As worries on global economic outlook increased due to new tariffs by the US and China taking effect on Sunday, gold prices increased on Monday and kept its strong position despite pulling back due to profit taking later on. First batch of tariffs is expected to affect consumers directly this time as second batch of tit-for-tat tariffs is expected to take effect in Mid-December. On economic data side, data released today showed manufacturing sector contracted for the fourth month in August while Chinese manufacturing unexpectedly expanded. In Eurozone, as manufacturing in France, Italy and Spain recovered slightly in August, Germany’s manufacturing continued to contract, thus bloc’s manufacturing recovered slightly as well. In the UK, manufacturing has seen the sharpest contraction in seven years.
Gold prices hit $1,533 an ounce on Monday due to tit-for-tat tariffs by the US and China taking effect on Sunday but later on, gold’s upside movement was limited by profit taking as well as stronger dollar.
As of 13:08 GMT+3, spot gold was trading at $1,525.72 an ounce while dollar index increased to 99.07.
ANZ analyst Daniel Hynes said on Reuters that new tariffs caused risk-off sentiment in the markets to remain while adding traders wanted to see a restart to trade negotiations with some possible positive outcome before any optimism related to trade war.
Additional tariffs imposed by the US and China took effect on Sunday and further increased worries on global economic outlook. According to Bloomberg, new 15% US tariffs will affect Chinese goods worth $110 billion and this is expected to impact consumers directly this time. As a retaliation, China also imposed new tariffs ranging from 5% to 10% and first batch took effect on Sunday as well. Chinese Communist Party’s newspaper Global Times wrote on Sunday that new tariffs were turning point in the trade war while adding US superficial prosperity was not sustainable and it was facing a bigger risk of decline.
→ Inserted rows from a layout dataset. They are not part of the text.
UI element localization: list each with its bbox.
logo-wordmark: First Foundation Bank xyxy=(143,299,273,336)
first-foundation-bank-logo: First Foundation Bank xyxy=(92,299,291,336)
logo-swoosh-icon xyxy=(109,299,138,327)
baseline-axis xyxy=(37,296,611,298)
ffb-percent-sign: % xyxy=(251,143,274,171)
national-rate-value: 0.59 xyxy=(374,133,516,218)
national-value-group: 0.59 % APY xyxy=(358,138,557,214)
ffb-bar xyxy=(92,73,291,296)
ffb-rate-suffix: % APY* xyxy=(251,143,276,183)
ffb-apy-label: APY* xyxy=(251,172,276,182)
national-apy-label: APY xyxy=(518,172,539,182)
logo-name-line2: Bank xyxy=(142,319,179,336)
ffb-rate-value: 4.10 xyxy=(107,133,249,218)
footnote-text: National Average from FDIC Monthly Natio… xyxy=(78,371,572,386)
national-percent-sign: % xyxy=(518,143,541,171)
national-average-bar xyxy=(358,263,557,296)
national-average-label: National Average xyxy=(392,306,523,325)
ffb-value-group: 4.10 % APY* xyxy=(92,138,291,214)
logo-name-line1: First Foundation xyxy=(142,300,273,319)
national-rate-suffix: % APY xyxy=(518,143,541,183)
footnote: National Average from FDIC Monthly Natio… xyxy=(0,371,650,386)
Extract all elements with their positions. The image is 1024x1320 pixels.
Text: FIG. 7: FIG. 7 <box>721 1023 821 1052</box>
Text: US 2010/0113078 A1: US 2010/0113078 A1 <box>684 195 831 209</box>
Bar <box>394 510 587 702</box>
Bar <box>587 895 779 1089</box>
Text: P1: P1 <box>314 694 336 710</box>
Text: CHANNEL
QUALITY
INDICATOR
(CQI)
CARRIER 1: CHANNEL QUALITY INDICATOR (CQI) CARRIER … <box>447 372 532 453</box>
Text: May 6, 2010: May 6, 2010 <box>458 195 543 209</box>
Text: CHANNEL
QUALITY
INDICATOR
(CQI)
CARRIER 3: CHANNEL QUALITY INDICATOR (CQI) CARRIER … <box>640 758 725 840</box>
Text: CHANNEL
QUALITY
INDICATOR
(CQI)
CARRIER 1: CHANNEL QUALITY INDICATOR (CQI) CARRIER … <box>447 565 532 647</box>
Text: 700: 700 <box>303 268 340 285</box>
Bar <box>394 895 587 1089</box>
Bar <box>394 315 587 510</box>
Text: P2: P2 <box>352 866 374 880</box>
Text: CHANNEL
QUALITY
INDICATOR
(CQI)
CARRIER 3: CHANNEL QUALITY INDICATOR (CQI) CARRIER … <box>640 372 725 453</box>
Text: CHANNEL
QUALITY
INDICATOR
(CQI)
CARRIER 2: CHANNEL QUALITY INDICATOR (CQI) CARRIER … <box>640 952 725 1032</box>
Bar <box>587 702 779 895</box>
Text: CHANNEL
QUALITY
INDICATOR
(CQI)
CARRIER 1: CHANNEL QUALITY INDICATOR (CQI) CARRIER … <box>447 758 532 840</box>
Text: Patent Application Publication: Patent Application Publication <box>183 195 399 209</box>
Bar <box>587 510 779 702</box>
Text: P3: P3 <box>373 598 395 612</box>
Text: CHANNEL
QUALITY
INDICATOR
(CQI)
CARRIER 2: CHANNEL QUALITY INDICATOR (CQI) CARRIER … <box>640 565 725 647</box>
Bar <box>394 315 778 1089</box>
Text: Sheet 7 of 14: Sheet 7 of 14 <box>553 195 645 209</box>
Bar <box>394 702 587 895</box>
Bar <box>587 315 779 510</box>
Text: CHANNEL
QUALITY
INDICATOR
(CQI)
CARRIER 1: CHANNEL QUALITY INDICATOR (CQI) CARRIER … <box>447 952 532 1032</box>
Data released today showed manufacturing sector in Japan contracted for the fourth month in August. While manufacturing PMI declined from 49.4 to 49.3, slowdown in China and weakening global demand caused production cuts. Moreover, new sales tax hike in October is expected to further increase pressure on the sector.
In China, manufacturing PMI unexpectedly expanded in August and increased to 50.4 from 49.9. As manufacturers’ sentiment continued to remain weak, domestic demand slightly increased but this was mostly due to falling product prices. Furthermore, the recovery in manufacturing is expected to be short-term while downside pressure on Chinese economy will likely remain in the the long term with slowing global economy and weakening demand alongside with trade war with the US.
In Europe, Eurozone’s manufacturing PMI contracted for the seventh month in a row in August due to weak demand dashing optimism. Data showed manufacturing PMI slightly increased to 47 from 46.5 however pessimism remained for upcoming months. European Central Bank is expected to cut the rates this month to stimulate slowing bloc’s economy.
In the UK, manufacturing has seen the sharpest contraction in seven years in August amid political uncertainty and global trade tensions. While weakening domestic and foreign demand was effective in this, UK economy is now facing a risk of recession as the country contracted in the Q2 and will likely contract again in Q3.